Senior ML Engineer
Company Description
Voice-Swap is building the future of AI voice technology for the creative industries - with ethics, artist partnership, and cutting-edge engineering at the core. We work directly with musicians, voice-over artists, and media partners to develop ethically licensed, production-grade AI voice models with uncompromising speaker likeness and perceptual quality.
We are now looking for a Senior Machine Learning Engineer (Speech AI) to help us push high-fidelity speech synthesis and voice conversion systems to production scale. As an early-stage, fast-moving company, we value people who take ownership, move quickly, and are comfortable operating with both autonomy and responsibility.
Learn more at https://www.voice-swap.ai.
Role Description
This is a full-time remote role for a Senior Machine Learning Engineer at Voice-Swap.
You will:
- Implement neural speech synthesis models, prioritising speaker likeness and naturalness
- Write model inference API scripts for product deployment
- Write scripts for data preprocessing and model evaluation
- Work directly with clients on text-to-speech and/or voice conversion model projects
- Script and support professional voiceover data collection sessions
- Reimplement and adapt architectures from scientific papers into production-ready systems
- Contribute to improving training efficiency and deployment performance
This role requires someone comfortable moving between research papers, GPU training runs, and production APIs.
Qualifications
- Solid understanding of the fundamental concepts of Machine Learning and Deep Learning (Transformers, CNNs, RNNs)
- Strong grounding in mathematics, audio signal processing, speech processing, or NLP
- Experience with ML frameworks (PyTorch or TensorFlow)
- Experience training and deploying models on cloud services (AWS, GCP, etc.)
- Experience reimplementing architectures from scientific papers
- Comfortable with Git & GitHub workflows
- Strong software engineering discipline and attention to reproducibility
Bonus Skills
- Experience in speech synthesis (text-to-speech and/or voice conversion)

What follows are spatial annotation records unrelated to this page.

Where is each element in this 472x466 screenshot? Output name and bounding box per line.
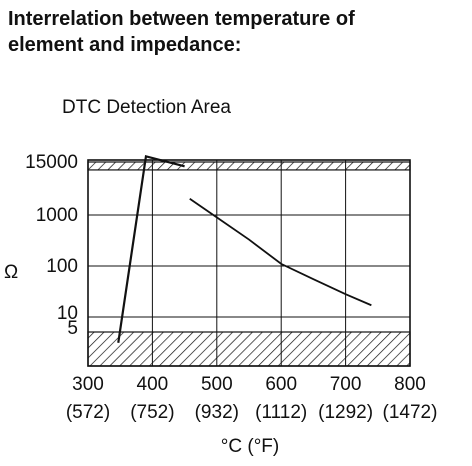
detection-band-lower	[87, 331, 411, 367]
x-axis-label: °C (°F)	[221, 436, 279, 457]
plot-frame	[87, 159, 411, 367]
y-tick-label: 5	[67, 318, 78, 339]
y-tick-label: 100	[46, 256, 78, 277]
x-tick-label-f: (752)	[130, 402, 174, 423]
x-tick-label-f: (1292)	[318, 402, 373, 423]
x-tick-label-c: 300	[72, 374, 104, 395]
title-line-1: Interrelation between temperature of	[8, 8, 355, 30]
x-tick-label-f: (932)	[195, 402, 239, 423]
x-tick-label-f: (1472)	[383, 402, 438, 423]
chart-title: Interrelation between temperature of ele…	[8, 6, 355, 58]
x-tick-label-f: (1112)	[255, 402, 307, 423]
y-tick-label: 15000	[25, 152, 78, 173]
y-tick-label: 10	[57, 303, 78, 324]
title-line-2: element and impedance:	[8, 34, 242, 56]
detection-area-pointer	[117, 154, 185, 343]
x-tick-label-c: 600	[265, 374, 297, 395]
detection-area-annotation: DTC Detection Area	[62, 97, 231, 118]
x-tick-label-f: (572)	[66, 402, 110, 423]
x-tick-label-c: 400	[137, 374, 169, 395]
x-tick-label-c: 800	[394, 374, 426, 395]
y-axis-label: Ω	[4, 262, 18, 283]
x-tick-label-c: 700	[330, 374, 362, 395]
detection-band-upper	[87, 161, 411, 171]
x-tick-label-c: 500	[201, 374, 233, 395]
y-tick-label: 1000	[36, 205, 78, 226]
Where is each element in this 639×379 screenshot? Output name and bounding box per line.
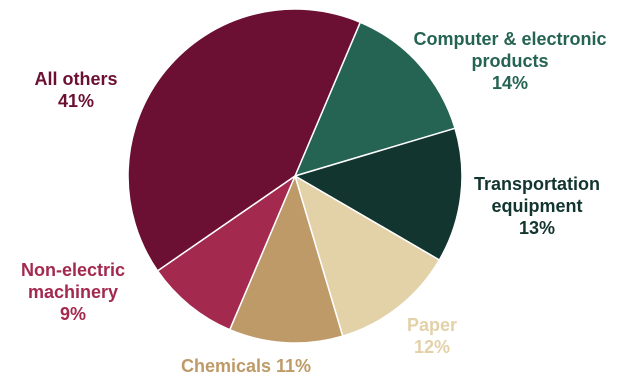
slice-label-line: Chemicals 11%	[181, 356, 311, 376]
slice-label-line: 13%	[519, 218, 555, 238]
slice-label-non-electric-machinery: Non-electric machinery 9%	[21, 260, 125, 324]
pie-labels: Computer & electronic products 14% Transpor…	[21, 29, 607, 376]
slice-label-line: 9%	[60, 304, 86, 324]
slice-label-line: Transportation	[474, 174, 600, 194]
slice-label-line: All others	[34, 69, 117, 89]
slice-label-line: Non-electric	[21, 260, 125, 280]
pie-slice-transportation-equipment	[293, 127, 463, 262]
slice-label-all-others: All others 41%	[34, 69, 117, 111]
slice-label-line: 12%	[414, 337, 450, 357]
slice-label-line: Computer & electronic	[413, 29, 606, 49]
slice-label-line: 41%	[58, 91, 94, 111]
slice-label-computer-and-electronic-products: Computer & electronic products 14%	[413, 29, 606, 93]
slice-label-line: equipment	[491, 196, 582, 216]
slice-label-line: products	[471, 51, 548, 71]
pie-slices	[127, 8, 463, 344]
pie-slice-computer-and-electronic-products	[293, 21, 456, 178]
slice-label-line: machinery	[28, 282, 118, 302]
slice-label-chemicals: Chemicals 11%	[181, 356, 311, 376]
pie-slice-all-others	[127, 8, 362, 272]
slice-label-line: Paper	[407, 315, 457, 335]
pie-slice-chemicals	[228, 173, 344, 344]
pie-slice-non-electric-machinery	[156, 173, 297, 331]
slice-label-line: 14%	[492, 73, 528, 93]
slice-label-paper: Paper 12%	[407, 315, 457, 357]
slice-label-transportation-equipment: Transportation equipment 13%	[474, 174, 600, 238]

- Training and inference optimisation (e.g., quantisation techniques)
- MS or PhD in Computer Science or Machine Learning, or 3+ years of relevant experience
- Publications in top-tier speech / NLP / signal processing conferences (Interspeech, ICASSP, ASRU, SLT, EUSIPCO, ACL, etc.)

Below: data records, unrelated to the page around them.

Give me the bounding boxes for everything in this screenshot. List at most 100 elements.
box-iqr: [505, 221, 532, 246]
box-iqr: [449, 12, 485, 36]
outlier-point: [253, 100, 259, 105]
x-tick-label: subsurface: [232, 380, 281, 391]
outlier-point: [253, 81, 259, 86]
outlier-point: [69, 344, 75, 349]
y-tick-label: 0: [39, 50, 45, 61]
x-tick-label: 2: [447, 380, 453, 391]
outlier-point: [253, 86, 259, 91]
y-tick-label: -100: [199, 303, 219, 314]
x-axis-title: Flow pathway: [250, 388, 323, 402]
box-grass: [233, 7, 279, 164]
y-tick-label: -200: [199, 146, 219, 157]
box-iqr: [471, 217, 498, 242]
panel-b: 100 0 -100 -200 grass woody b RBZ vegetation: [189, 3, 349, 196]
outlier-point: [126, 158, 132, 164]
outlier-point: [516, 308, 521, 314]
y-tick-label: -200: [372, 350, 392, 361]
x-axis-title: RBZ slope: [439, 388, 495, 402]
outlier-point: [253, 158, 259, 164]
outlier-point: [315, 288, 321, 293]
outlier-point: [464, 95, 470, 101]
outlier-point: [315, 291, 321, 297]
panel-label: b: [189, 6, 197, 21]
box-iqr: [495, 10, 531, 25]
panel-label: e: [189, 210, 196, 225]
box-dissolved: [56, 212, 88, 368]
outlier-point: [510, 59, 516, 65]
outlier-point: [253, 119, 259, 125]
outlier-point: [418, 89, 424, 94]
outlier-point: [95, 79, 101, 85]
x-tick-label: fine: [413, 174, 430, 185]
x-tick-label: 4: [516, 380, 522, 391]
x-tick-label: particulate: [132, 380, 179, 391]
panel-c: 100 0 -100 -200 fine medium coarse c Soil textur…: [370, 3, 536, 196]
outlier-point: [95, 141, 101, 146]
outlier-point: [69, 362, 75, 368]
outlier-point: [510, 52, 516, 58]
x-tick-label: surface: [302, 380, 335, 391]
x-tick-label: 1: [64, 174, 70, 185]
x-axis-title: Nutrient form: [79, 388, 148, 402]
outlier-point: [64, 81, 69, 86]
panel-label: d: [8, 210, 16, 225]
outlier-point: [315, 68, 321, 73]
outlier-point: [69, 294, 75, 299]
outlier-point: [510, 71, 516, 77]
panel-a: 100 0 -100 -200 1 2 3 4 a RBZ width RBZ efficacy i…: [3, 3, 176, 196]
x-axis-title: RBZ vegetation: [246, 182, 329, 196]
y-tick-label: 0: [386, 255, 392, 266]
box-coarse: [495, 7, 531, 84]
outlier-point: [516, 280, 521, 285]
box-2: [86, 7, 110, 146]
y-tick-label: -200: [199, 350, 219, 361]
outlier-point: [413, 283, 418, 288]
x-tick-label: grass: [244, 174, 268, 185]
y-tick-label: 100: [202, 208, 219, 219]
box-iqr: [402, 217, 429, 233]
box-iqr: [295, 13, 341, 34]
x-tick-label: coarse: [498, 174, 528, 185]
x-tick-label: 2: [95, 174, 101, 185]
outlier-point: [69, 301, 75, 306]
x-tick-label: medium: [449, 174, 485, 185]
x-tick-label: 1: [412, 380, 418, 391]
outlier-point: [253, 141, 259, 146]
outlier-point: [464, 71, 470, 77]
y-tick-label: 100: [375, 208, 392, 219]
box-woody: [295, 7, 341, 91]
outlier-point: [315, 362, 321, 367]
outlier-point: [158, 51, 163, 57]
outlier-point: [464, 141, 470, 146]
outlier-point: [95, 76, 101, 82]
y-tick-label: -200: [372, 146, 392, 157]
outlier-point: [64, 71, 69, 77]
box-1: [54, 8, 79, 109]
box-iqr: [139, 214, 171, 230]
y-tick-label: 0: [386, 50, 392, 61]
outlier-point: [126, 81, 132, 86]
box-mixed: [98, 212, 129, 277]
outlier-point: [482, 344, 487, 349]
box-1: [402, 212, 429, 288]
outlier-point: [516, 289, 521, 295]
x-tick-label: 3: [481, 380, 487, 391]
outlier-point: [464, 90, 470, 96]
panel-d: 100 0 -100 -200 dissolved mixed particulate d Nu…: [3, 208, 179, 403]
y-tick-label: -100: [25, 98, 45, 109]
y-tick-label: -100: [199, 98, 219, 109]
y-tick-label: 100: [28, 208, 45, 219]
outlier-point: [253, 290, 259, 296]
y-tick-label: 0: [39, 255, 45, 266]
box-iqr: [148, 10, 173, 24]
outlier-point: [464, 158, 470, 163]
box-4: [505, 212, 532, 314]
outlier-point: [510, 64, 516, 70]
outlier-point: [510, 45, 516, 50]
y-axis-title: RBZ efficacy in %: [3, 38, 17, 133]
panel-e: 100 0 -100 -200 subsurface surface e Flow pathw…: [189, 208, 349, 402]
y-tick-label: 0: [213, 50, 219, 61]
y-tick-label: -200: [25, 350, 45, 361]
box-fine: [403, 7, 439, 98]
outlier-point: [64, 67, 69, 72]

- Music production or audio engineering experience
Who Thrives Here
- You enjoy working in a startup environment where priorities can evolve quickly
- You are proactive and don’t wait to be told what to do
- You are comfortable owning problems from research to production
- You care about audio quality and technical excellence
- You’re collaborative, reliable, and enjoyable to work with
Note: With your CV please provide a brief info of your proudest project (GitHub repo, arxiv paper link, short description).